Новый способ коммуникации с духами сразу же приобрел большую популярность в штате Нью-Йорк. Уже в 1850 году около Джеймстауна была основана первая колония американских спиритуалистов, названная Хамониал Сити (Harmonial City). В ее создании принимал активное участие упомянутый Э. Дэвис, чья книга «Божественные откровения природы» (1847), надиктованная в состоянии духовидческого транса, также сыграла заметную роль в становлении американского спиритизма. Начиная с 1850-х годов различные спиритические практики получили широкое распространение в США, Великобритании и странах континентальной Европы. В это же время происходит постепенная формализация и ритуализация техники коммуникации с духами. Вероятно, уже на самых ранних этапах развития спиритизма технические детали спиритического сеанса заимствовались из практики «магнетической терапии» Месмера[3].

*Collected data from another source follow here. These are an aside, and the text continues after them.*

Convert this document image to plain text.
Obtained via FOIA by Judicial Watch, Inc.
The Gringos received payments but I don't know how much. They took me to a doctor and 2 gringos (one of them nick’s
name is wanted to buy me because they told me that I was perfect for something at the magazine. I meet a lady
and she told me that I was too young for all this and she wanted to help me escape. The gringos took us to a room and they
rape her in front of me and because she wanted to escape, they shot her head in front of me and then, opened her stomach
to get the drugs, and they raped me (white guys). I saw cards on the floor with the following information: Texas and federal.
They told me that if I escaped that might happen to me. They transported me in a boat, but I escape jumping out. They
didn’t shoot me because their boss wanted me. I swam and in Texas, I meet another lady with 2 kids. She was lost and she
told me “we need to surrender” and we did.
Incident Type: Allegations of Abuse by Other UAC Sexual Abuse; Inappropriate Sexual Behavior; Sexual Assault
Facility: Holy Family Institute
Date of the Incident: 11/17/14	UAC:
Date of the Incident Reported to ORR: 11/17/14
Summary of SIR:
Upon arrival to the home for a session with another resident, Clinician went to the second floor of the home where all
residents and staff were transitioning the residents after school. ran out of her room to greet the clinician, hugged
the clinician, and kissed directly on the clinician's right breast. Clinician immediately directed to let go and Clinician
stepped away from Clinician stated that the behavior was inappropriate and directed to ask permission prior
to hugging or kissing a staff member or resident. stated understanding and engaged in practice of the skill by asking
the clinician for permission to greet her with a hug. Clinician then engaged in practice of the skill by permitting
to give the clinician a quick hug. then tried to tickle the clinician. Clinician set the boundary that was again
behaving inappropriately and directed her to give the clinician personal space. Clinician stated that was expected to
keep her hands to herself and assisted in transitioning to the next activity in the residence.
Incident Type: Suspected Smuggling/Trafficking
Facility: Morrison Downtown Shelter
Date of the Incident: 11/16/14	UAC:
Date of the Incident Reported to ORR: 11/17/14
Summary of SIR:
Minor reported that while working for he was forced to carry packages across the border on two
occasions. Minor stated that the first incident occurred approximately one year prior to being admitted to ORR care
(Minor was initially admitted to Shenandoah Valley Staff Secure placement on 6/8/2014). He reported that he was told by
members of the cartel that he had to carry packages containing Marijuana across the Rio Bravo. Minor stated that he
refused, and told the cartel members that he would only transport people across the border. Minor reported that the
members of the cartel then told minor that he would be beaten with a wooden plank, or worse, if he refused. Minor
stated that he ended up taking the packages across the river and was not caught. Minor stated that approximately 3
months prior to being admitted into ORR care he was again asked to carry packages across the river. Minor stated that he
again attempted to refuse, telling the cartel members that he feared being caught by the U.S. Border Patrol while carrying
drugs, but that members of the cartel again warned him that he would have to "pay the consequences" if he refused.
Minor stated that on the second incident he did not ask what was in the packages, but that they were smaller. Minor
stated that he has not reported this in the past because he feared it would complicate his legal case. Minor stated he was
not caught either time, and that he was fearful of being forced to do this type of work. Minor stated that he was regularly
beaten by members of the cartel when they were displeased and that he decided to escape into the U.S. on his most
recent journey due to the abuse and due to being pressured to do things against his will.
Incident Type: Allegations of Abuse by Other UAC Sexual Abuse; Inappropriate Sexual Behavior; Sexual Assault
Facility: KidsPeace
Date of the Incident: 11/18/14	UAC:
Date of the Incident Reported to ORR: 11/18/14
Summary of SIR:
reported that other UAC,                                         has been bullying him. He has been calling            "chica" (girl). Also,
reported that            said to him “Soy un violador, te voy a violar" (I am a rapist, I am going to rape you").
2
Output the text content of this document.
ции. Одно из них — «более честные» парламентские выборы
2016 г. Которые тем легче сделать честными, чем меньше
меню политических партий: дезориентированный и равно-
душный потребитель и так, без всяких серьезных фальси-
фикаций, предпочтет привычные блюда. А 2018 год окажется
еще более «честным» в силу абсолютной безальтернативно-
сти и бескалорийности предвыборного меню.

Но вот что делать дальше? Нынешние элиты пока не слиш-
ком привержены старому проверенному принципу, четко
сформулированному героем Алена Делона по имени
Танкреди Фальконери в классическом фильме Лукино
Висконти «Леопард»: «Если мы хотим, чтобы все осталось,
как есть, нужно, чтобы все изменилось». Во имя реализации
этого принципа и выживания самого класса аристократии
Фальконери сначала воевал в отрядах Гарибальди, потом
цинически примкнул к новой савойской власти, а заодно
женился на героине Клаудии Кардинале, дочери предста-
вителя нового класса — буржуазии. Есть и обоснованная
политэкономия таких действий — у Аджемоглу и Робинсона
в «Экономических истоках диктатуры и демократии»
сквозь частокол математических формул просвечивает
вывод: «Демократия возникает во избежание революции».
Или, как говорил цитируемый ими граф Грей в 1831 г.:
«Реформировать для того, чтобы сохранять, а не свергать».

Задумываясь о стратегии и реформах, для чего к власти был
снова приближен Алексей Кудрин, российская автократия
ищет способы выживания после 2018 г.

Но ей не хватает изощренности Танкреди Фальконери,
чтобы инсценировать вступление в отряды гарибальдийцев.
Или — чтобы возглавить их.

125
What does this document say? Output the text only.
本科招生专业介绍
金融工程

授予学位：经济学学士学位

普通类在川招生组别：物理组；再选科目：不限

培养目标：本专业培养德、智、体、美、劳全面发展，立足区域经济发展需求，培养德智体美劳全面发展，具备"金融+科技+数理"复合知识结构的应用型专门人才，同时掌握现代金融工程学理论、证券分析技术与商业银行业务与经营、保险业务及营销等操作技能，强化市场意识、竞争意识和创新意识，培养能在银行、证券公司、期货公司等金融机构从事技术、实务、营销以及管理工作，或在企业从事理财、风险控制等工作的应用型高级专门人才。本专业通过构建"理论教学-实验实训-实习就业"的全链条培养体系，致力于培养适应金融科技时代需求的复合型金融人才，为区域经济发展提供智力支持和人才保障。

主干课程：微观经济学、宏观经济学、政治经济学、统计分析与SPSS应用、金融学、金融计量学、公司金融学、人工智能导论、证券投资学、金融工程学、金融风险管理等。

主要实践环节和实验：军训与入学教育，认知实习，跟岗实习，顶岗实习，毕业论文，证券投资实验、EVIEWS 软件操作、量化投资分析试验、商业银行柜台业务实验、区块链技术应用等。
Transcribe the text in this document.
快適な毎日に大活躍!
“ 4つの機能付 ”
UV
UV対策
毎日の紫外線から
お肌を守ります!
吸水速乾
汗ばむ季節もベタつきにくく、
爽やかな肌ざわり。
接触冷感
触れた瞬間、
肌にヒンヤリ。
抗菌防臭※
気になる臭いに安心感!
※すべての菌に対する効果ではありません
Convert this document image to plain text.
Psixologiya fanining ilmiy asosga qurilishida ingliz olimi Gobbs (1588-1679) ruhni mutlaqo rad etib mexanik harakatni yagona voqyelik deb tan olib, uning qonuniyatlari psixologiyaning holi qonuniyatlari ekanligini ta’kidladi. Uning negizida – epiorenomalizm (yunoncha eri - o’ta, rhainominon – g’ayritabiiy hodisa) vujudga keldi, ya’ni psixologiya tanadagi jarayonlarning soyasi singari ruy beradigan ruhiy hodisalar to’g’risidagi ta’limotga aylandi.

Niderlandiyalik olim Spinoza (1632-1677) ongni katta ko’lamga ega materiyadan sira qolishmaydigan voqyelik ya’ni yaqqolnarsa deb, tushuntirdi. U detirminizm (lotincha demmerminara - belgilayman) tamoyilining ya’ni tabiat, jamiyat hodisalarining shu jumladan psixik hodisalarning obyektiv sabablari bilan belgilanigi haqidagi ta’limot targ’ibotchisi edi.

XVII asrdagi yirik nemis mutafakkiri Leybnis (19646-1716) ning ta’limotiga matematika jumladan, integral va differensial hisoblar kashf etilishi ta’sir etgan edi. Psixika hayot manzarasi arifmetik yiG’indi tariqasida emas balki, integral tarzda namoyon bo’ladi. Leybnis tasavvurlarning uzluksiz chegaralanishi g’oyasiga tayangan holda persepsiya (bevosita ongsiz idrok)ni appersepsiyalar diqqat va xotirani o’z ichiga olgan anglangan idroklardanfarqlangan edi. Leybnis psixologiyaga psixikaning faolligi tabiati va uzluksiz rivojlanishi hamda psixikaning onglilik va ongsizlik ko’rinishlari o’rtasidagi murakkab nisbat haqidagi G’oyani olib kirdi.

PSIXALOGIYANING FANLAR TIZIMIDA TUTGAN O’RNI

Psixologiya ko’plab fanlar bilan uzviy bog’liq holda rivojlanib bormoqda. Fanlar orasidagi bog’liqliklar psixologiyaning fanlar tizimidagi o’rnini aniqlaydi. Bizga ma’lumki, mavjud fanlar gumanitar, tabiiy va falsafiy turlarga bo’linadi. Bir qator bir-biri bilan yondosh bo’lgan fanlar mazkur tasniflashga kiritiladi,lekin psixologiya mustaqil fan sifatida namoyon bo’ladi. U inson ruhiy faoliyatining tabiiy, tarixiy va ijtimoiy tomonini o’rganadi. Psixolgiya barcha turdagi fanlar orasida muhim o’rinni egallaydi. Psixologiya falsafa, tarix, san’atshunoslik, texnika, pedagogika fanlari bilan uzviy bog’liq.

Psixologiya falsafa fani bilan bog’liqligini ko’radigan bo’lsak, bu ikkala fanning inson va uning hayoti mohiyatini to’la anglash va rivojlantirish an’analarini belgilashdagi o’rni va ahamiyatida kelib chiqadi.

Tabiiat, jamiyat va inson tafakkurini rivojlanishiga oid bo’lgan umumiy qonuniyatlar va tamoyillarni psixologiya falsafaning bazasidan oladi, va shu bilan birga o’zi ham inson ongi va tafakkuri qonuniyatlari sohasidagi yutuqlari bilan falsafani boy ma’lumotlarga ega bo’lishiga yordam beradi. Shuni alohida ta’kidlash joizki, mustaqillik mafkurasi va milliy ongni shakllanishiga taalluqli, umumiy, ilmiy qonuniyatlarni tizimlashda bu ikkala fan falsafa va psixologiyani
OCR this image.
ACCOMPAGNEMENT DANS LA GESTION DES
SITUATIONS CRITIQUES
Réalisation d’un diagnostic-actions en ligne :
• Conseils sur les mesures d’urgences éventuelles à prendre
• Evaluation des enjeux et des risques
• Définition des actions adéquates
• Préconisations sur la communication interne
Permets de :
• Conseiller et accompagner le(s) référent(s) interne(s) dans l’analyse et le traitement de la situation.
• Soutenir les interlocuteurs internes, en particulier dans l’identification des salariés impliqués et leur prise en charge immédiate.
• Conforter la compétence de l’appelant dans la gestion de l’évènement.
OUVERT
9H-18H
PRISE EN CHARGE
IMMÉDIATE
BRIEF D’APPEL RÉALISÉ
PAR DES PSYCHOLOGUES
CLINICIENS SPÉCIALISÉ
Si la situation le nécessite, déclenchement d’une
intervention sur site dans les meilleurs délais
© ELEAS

Согласно теории Месмера, «животный магнетизм» представляет собой некий флюид, излучаемый планетами и притягиваемый человеческим телом. «Магнетизер», накопивший в себе достаточное количество флюида, может затем перенести его на пациента и таким образом совершить исцеление. Практическое воплощение этой идеи, также разработанное Месмером, было, по выражению Ф. Гудмэн, «прототипом спиритического сеанса» [Goodman 1988: 29]: «Несколько человек садились вокруг сосуда… где находилось предположительно магнетизированное вещество. Каждый держал за руку своего соседа, одновременно прикасаясь к торчащему из сосуда стержню и ожидая, когда его магнетизируют, то есть загипнотизируют, и исцелят от болезни» [Judah 1967: 51][4]. Впрочем, последователи Месмера не ограничивали практику магнетизма исключительно «физическими» рамками. Многие использовали ее как способ приведения «магнетизированного» пациента в состояние ясновидения: при этом сам последний сообщал о причинах своей болезни и необходимых средствах ее исцеления. Таков был, в частности, метод «магнетического сомнамбулизма», разработанный учеником Месмера маркизом де Пюисегюром [Шерток/Соссюр 1991: 48–53]— Судя по всему, именно в подобной форме магнетизм проникает и в Россию, причем происходит это еще в эпоху Екатерины II. Так, в 1789 году в оде «На Счастие» Г. Р. Державин упомянул о магнетизме и добавил к стихотворному тексту следующее примечание: «В 1786 году в Петербурге магнетизм был в великом употреблении. Одна г-жа К. занималась новым сим открытием, пред всеми в таинственном сне делала разные прорицания» [Державин 1864:245]. Десятилетие спустя А. Т. Болотов в «Памятнике претекших времян» (1796) сообщал об этой истории более подробно:
За несколько до сего лет завелось было и у нас, в Москве, а более в Петербурге, магнетизирование. Некто майор, по имени Бланкеннагель, производил оное над несколькими особами. Но в особливости славен был… пример, сделанный с одною бригадиршею, госпожою Ковалинскою… У ней был чем-то болен сын; и как лекаря его лечили и не могли вылечить, то решилась она… дать онаго в волю г. Блан-кеннагеля. Он магнетизировал его несколько раз; старался довести до сомнамбулизма, дабы чрез то от самого ребенка сего узнать, какая у него болезнь и чем его лечить. Говорят, что ребенок сей и доводим был несколько раз до сомнамбулизма, и… сказывал что-то; но г. Бланкеннагель был тем недоволен и объявил, что он слишком еще молод и не может совершенно быть намагнетизирован, и потом уговорил наконец самую его мать… дать себя магнетизированием довесть до сомнамбулизма, дабы она могла во сне пересказать все желаемое и чем и как лечить ребенка. И сей-то пример был наигромчайшим из всех. Она не только сонная будто говорила и многим, не только присутственным, но… и… находившимся за несколько сот верст, больны ли они или здоровы, и чем больны, надобно ли им или нет лечиться, и чем именно; но не только сие, но сонная будто написала даже удивительные стихи [Болотов 1875:118–120].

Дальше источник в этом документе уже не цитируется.